MILHO E FARELO DO BRASIL X NANCY PELOSI

Embora as notícias sobre o farelo brasileiro podendo chegar à China em cerca de duas semanas, como declarou o ministro da Agricultura, Marcos Montes, em um evento nesta semana, tenham se intensificado, o paradoxo da viagem da parlamentar americana com a demanda chinesa pelos produtos dos EUA é ainda mais forte.

“É muito mais substantivo este paradoxo para o milho do que para farelo. A China é a maior produtora de farelo do mundo e não é deficitária em farelo, mas em soja grão e em milho. Inclusive, fechou um pacto com a Argentina em 2018 e não foi relevante. E se, em algum cenário, a China precisar importar farelo, será algo muito pontual, e que não conseguirá competir com o mercado local porque isso tornaria as margens de esmagamento negativas”, explica o senior risk manager.

Com isso, ele afirma ainda que o que poderia ser importado pela nação asiática de farelo brasileiro seria insuficiente para impactar a balança brasileira e os resultados. Com uma produção nacional de cerca de 34 milhões de toneladas do derivado, 50% se destina à exportação e 50% para o mercado interno. Assim, “deste montante que iria para a China não aumentaria nem 20% o volume que seria exportado de farelo pelo Brasil. Já há um destino ‘muito interno’ e não se consegue dobrar a capacidade de esmagamento de uma indústria só porque a China está comprando”, diz o analista de mercado.

Ainda assim, a abertura do mercado do gigante asiático para o produto brasileiro é uma conquista importante e uma sinalização política também relevante para o atual momento das relações China x EUA.  “O farelo brasileiro chegando à China foi um grande feito do lobby feito pelo governo brasileiro, que tem sempre lutado pela nossa classe”, afirma Matheus Pereira.

Para Eduardo Vanin, analista de mercado da Agrinvest Commodities, as relações comerciais entre os dois gigantes poderiam, de fato, voltar a ficar bastante comprometidas, o que faria essas possibilidades para o farelo serem ainda mais uma abertura de portas para o milho brasileiro. A análise é compartilhada pelo consultor de mercado Vlamir Brandalizze, da Brandalizze Consulting, que projeta as compras chinesas no ano que vem entre 25 e 30 milhões de toneladas do grão.

Segundo ele, o cereal brasileiro já poderia começar a ser embarcado para a nação asiática já a partir de outubro. “E é importante começarmos a exportar esse milho a partir de outubro porque a partir de dezembro eles começam a puxar milho dos EUA que já compraram da safra que esta, então teremos uma janela de outubro a dezembro boa para embarcar muito milho para a China”, acredita o consultor. E todo o processo poderia se intensificar diante desta crise política entre China e Estados Unidos.

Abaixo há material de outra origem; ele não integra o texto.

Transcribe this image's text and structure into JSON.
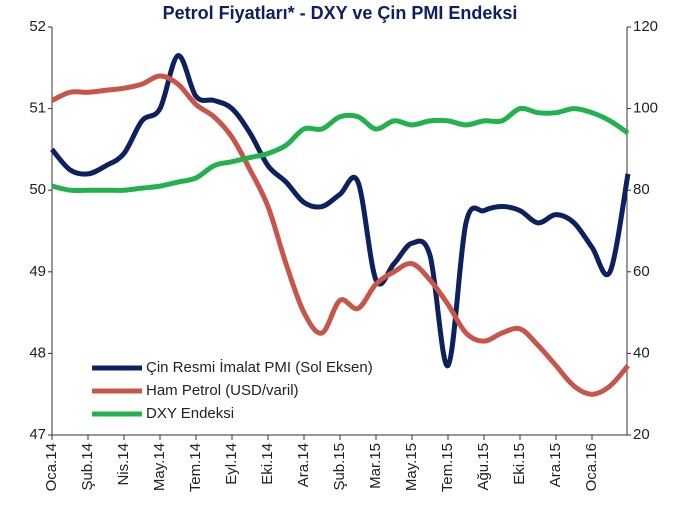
{
  "chart_data": {
    "type": "line",
    "title": "Petrol Fiyatları* - DXY ve Çin PMI Endeksi",
    "categories": [
      "Oca.14",
      null,
      "Şub.14",
      null,
      "Nis.14",
      null,
      "May.14",
      null,
      "Tem.14",
      null,
      "Eyl.14",
      null,
      "Eki.14",
      null,
      "Ara.14",
      null,
      "Şub.15",
      null,
      "Mar.15",
      null,
      "May.15",
      null,
      "Tem.15",
      null,
      "Ağu.15",
      null,
      "Eki.15",
      null,
      "Ara.15",
      null,
      "Oca.16",
      null,
      null
    ],
    "ylim": [
      47,
      52
    ],
    "yticks": [
      47,
      48,
      49,
      50,
      51,
      52
    ],
    "y2lim": [
      20,
      120
    ],
    "y2ticks": [
      20,
      40,
      60,
      80,
      100,
      120
    ],
    "legend": "lower left",
    "grid": false,
    "series": [
      {
        "name": "Çin Resmi İmalat PMI (Sol Eksen)",
        "color": "#0d2060",
        "values": [
          50.5,
          50.25,
          50.2,
          50.3,
          50.45,
          50.85,
          51.0,
          51.65,
          51.15,
          51.1,
          51.0,
          50.7,
          50.3,
          50.1,
          49.85,
          49.8,
          49.95,
          50.1,
          48.9,
          49.1,
          49.35,
          49.2,
          47.85,
          49.6,
          49.75,
          49.8,
          49.75,
          49.6,
          49.7,
          49.6,
          49.3,
          49.0,
          50.2
        ]
      },
      {
        "name": "Ham Petrol (USD/varil)",
        "color": "#c8554a",
        "axis": "y2",
        "values": [
          102,
          104,
          104,
          104.5,
          105,
          106,
          108,
          106,
          101,
          98,
          93,
          85,
          76,
          62,
          50,
          45,
          53,
          51,
          57,
          60,
          62,
          58,
          52,
          45,
          43,
          45,
          46,
          42,
          37,
          32,
          30,
          32,
          37
        ]
      },
      {
        "name": "DXY Endeksi",
        "color": "#22b14c",
        "axis": "y2",
        "values": [
          81,
          80,
          80,
          80,
          80,
          80.5,
          81,
          82,
          83,
          86,
          87,
          88,
          89,
          91,
          95,
          95,
          98,
          98,
          95,
          97,
          96,
          97,
          97,
          96,
          97,
          97,
          100,
          99,
          99,
          100,
          99,
          97,
          94
        ]
      }
    ]
  }
}
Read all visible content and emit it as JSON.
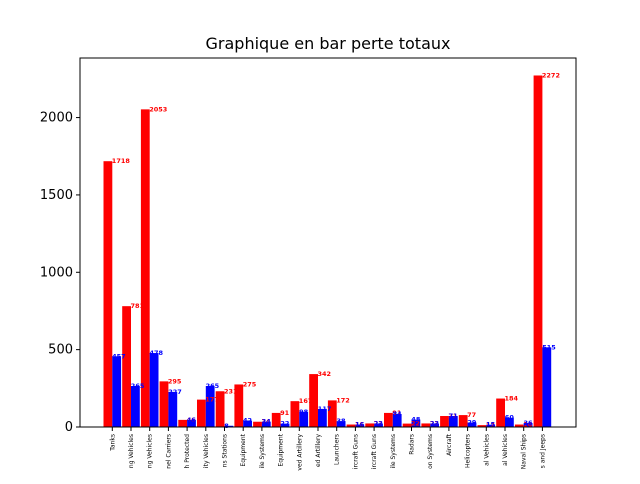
{
  "chart_data": {
    "type": "bar",
    "title": "Graphique en bar perte totaux",
    "xlabel": "",
    "ylabel": "",
    "ylim": [
      0,
      2385
    ],
    "yticks": [
      0,
      500,
      1000,
      1500,
      2000
    ],
    "grid": false,
    "colors": {
      "series_a": "#ff0000",
      "series_b": "#0000ff",
      "frame": "#000000",
      "background": "#ffffff"
    },
    "categories": [
      "Tanks",
      "ng Vehicles",
      "ng Vehicles",
      "nel Carriers",
      "h Protected",
      "ity Vehicles",
      "ns Stations",
      "Equipment",
      "ile Systems",
      "Equipment",
      "ved Artillery",
      "ed Artillery",
      "Launchers",
      "ircraft Guns",
      "ircraft Guns",
      "ile Systems",
      "Radars",
      "on Systems",
      "Aircraft",
      "Helicopters",
      "al Vehicles",
      "al Vehicles",
      "Naval Ships",
      "s and Jeeps"
    ],
    "series": [
      {
        "values": [
          1718,
          781,
          2053,
          295,
          46,
          177,
          231,
          275,
          34,
          91,
          167,
          342,
          172,
          16,
          23,
          91,
          22,
          23,
          71,
          77,
          12,
          184,
          16,
          2272
        ]
      },
      {
        "values": [
          457,
          265,
          478,
          227,
          46,
          265,
          8,
          42,
          34,
          22,
          98,
          117,
          38,
          16,
          23,
          84,
          48,
          23,
          71,
          29,
          15,
          60,
          26,
          515
        ]
      }
    ],
    "value_labels": [
      [
        "1718",
        "781",
        "2053",
        "295",
        "46",
        "177",
        "231",
        "275",
        "34",
        "91",
        "167",
        "342",
        "172",
        "16",
        "23",
        "91",
        "22",
        "23",
        "71",
        "77",
        "12",
        "184",
        "16",
        "2272"
      ],
      [
        "457",
        "265",
        "478",
        "227",
        "46",
        "265",
        "8",
        "42",
        "34",
        "22",
        "98",
        "117",
        "38",
        "16",
        "23",
        "84",
        "48",
        "23",
        "71",
        "29",
        "15",
        "60",
        "26",
        "515"
      ]
    ]
  }
}
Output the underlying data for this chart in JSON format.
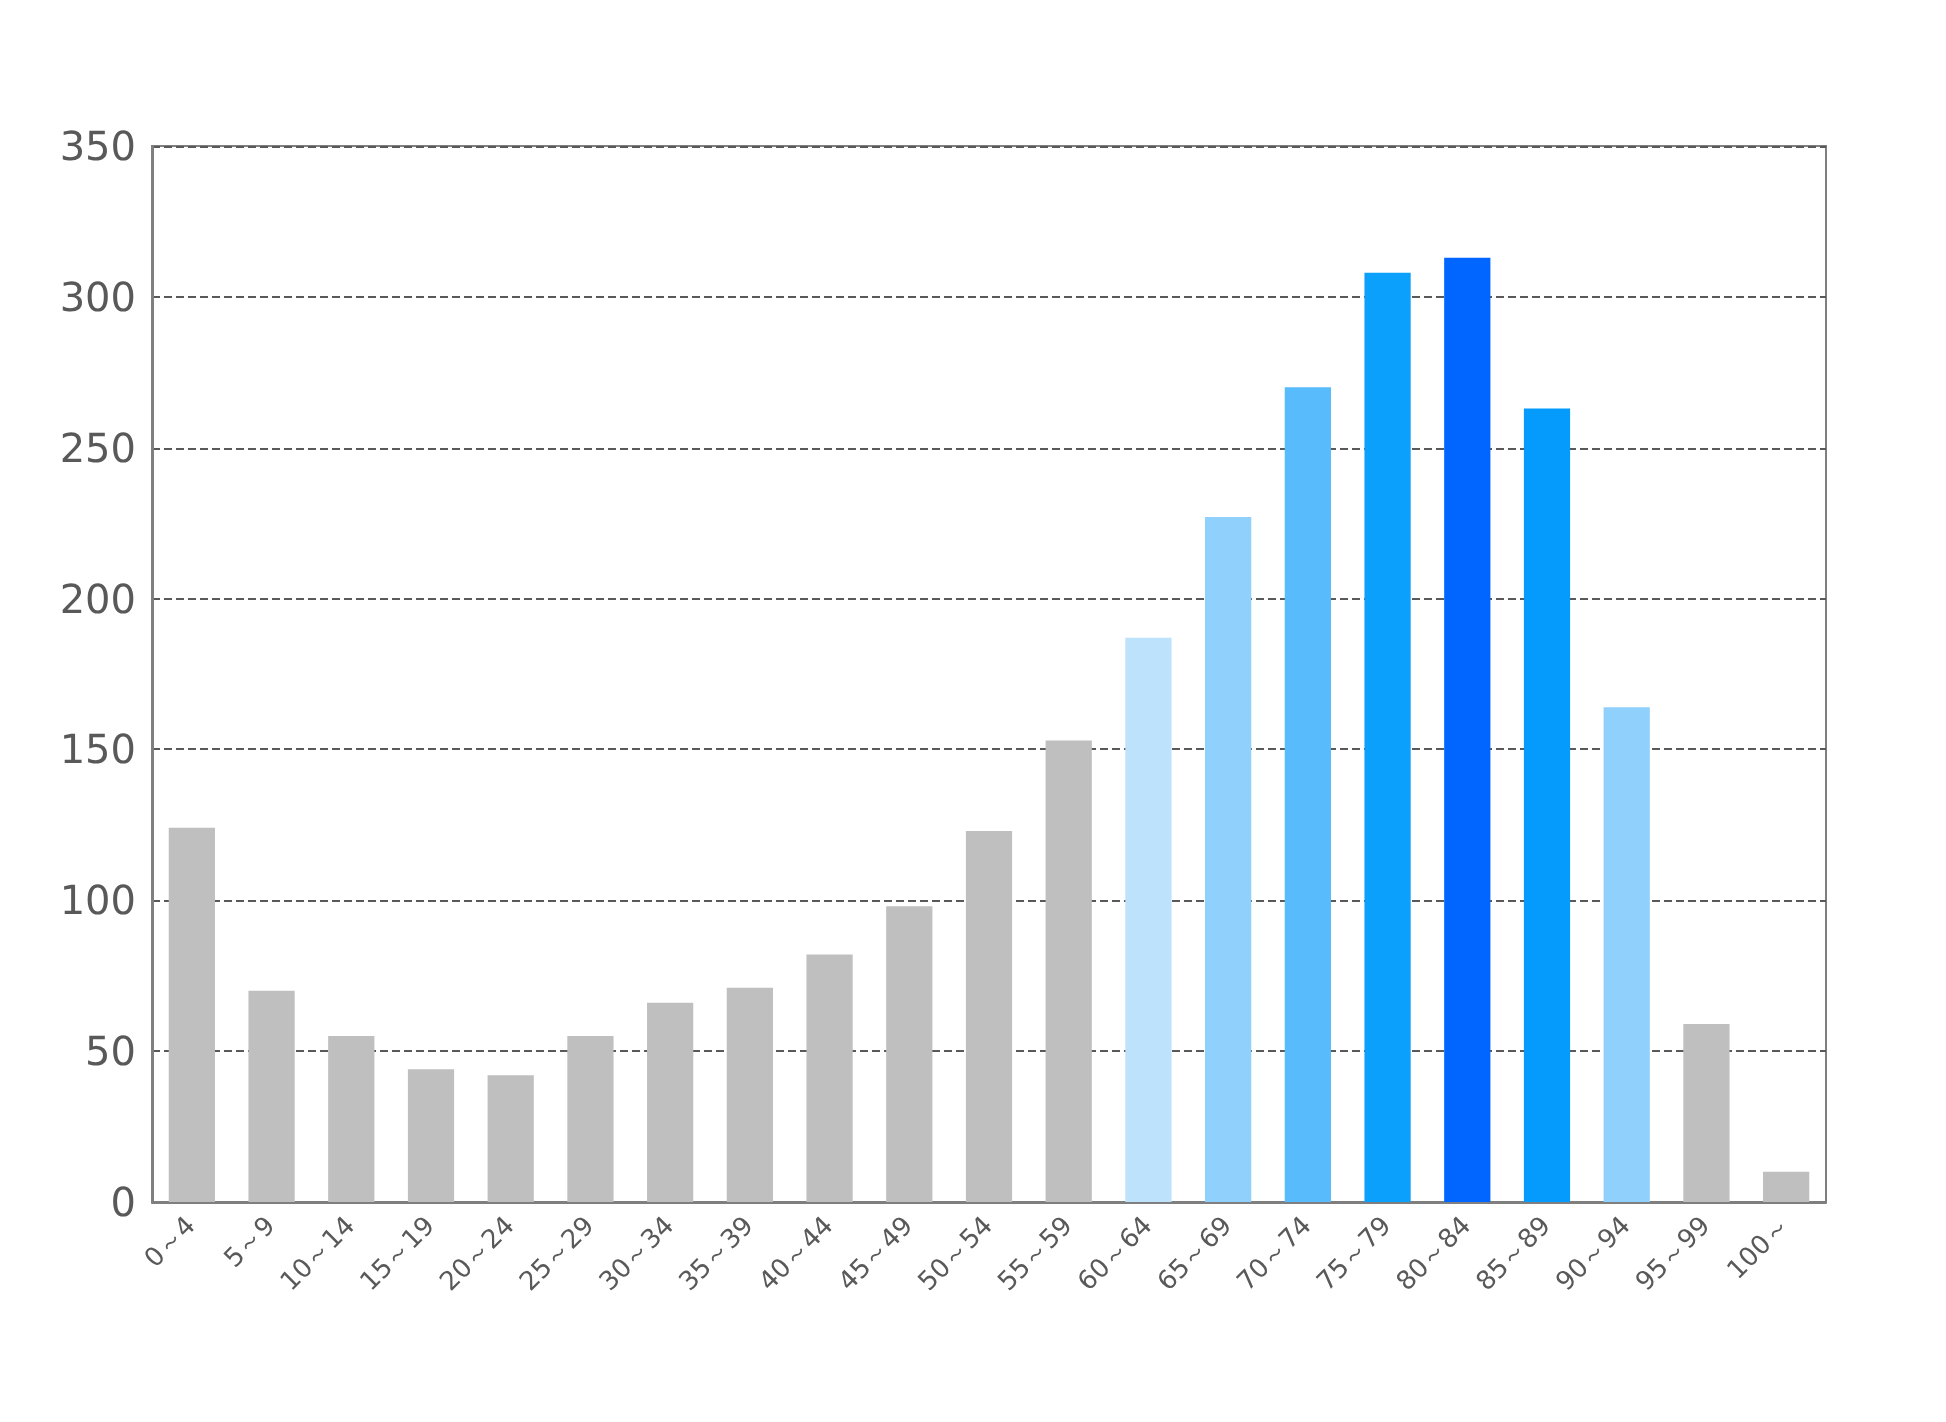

Ao pousar em território taiwanês, Pelosi emitiu um comunicado dizendo que “a visita de nossa delegação do Congresso a Taiwan honra o compromisso inabalável dos Estados Unidos em apoiar a vibrante democracia de Taiwan”,  Do mesmo modo, como informaram agências internacionais de notícias, a China teria anunciado a realização de testes de mísseis a partir da noite desta terça, além de Pequim ter anunciado, entre 4 e 7 de agosto, exercícios militares ao redor da ilha.

O mapa abaixo, divulgado pela Xinhua, agência estatal de notícias da China, mostra – nos retângulos vermelhos – onde serão realizados os exercícios.

Logo na sequência do pouso de Pelosi, o Ministério das Relações Exteriores da China emitiu um comunicado dizendo: ““A China tomará todas as medidas necessárias para defender resolutamente a soberania nacional e a integridade territorial, e todas as consequências devem nascer dos EUA e das forças de independência de Taiwan”.

Ainda segundo Vanin, a figura de Nancy Pelosi “não é bem quista na China, que carrega o movimento pró-democracia e isso fere a questão do poder do Partido Comunista da China”, diante de ações já realizadas por ela, como um encontro com o Dalai Lama, no Tibet, que também vai contra a soberania da China.